La funzionalità della rete viaria è stata sistematicamente trascurata per amore dei costruttori di speculazioni edilizie e padroni assoluti della città. L’esempio del Programmi di recupero urbano è emblematico di una politica piegata agli interessi dei costruttori: contemporaneamente alla loro approvazione è stata artatamente fatta riemergere la necessità dell’espulsione dei rom da Scordovillo in modo da consentire agli stessi costruttori di realizzare il plus valore determinato dalla centralità delle aree rese edificabili dai Pru. Per capire il meccanismo perverso, basta scorrere le pagine dei giornali locali. A questo proposito non è di significato politico secondario la trappola in cui è caduta la locale Procura della Repubblica con l’avvio del trasferimento delle famiglie rom da Scordovillo, disseminando pericolosamente, a danno della stragrande maggioranza dei cittadini, un grave problema sociale.

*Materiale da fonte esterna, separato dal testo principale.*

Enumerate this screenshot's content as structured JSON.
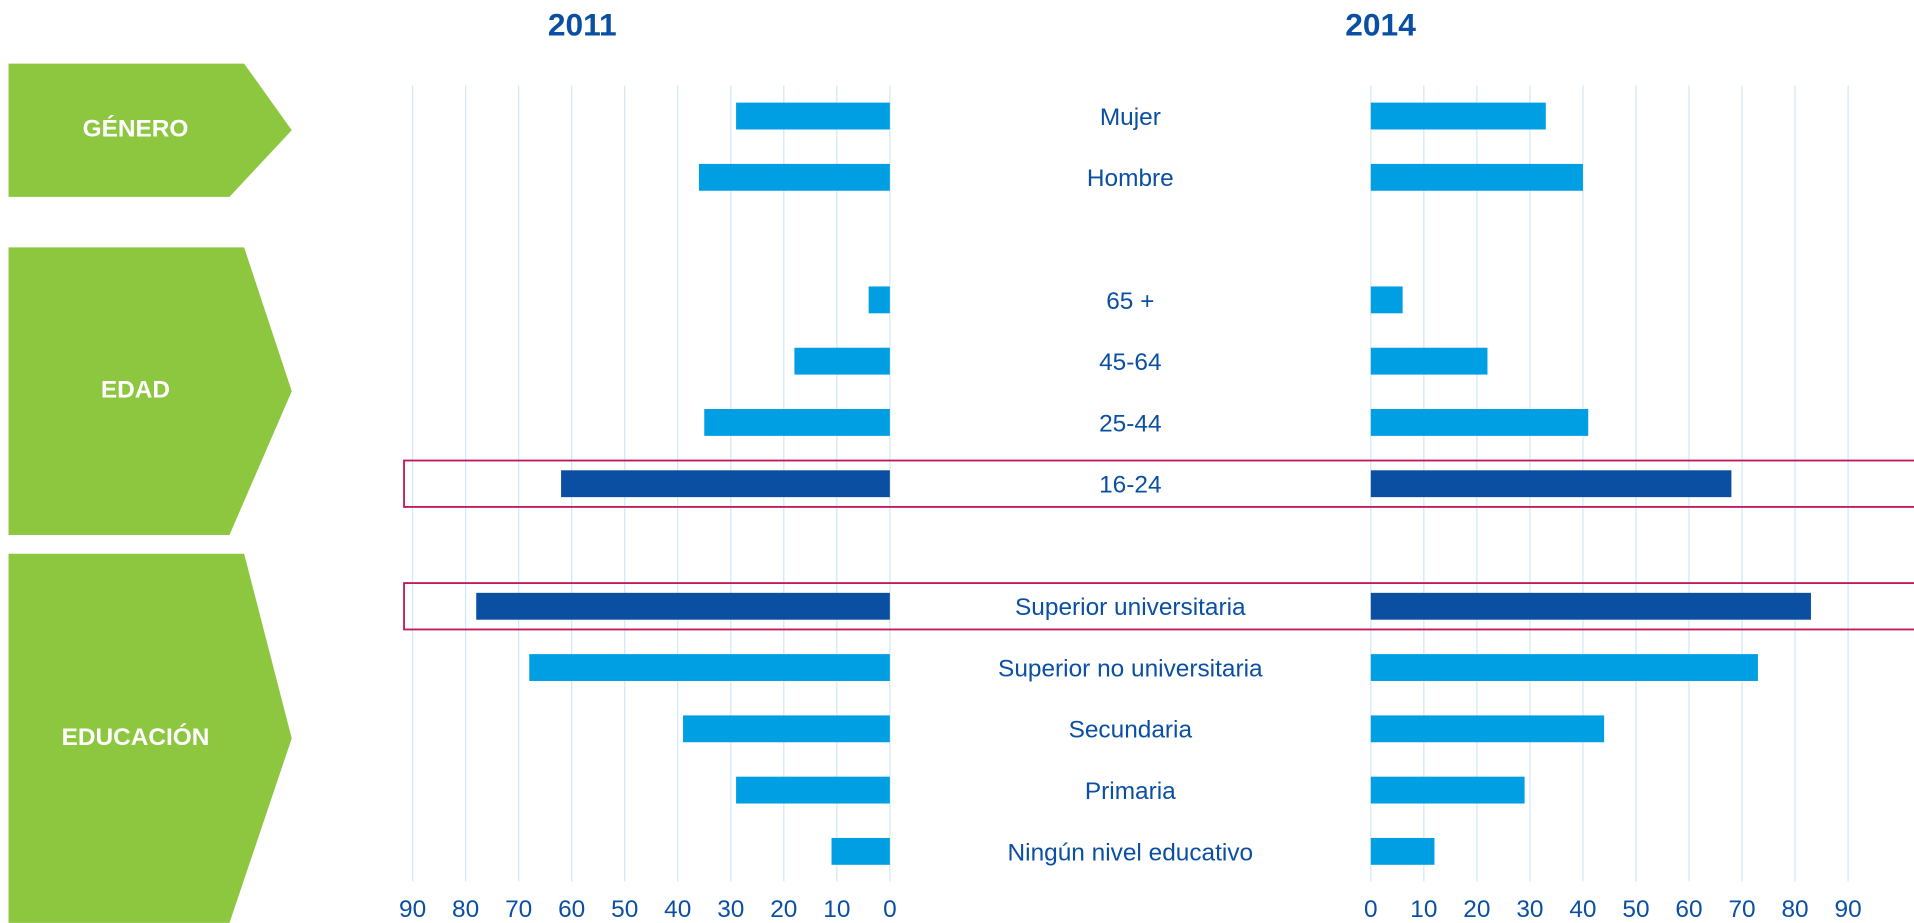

Sarebbe utile interrogarsi sul perché si favoriscano questi programmi speculativi di imprese chiaramente collegate con il consolidato sistema mafioso locale (qualcuno, magistratura compresa, dovrebbe spiegare come mai alcune imprese edili non sono “toccate”, ma soltanto “pizzicate” dalla mafia). Basterebbe questo per misurare il livello di mafiosità di questa città. Le tante bombe che hanno fatto rumore a Lamezia e fatto saltare saracinesche di negozi parlano chiaro. Gli imprenditori dell’edilizia, che hanno incontrato i favori di amministratori e politici di ultima generazione, non hanno subito nemmeno un graffio. La Procura della Repubblica può dire ai cittadini se ha mai trovato le mani di qualcuno nel sacco della città? Lamezia è una città santa grazie alle numerose manifestazioni antimafia? O forse Lamezia è santissima perché i soli mafiosi noti alle indagini di polizia sono soltanto ex conduttori di greggi di cui sono da tempo piene le cronache di vicinato, mentre chi ha realmente le mani sulla città – gli “intoccabili” cui si riferiva Angela Napoli – prospera indisturbato?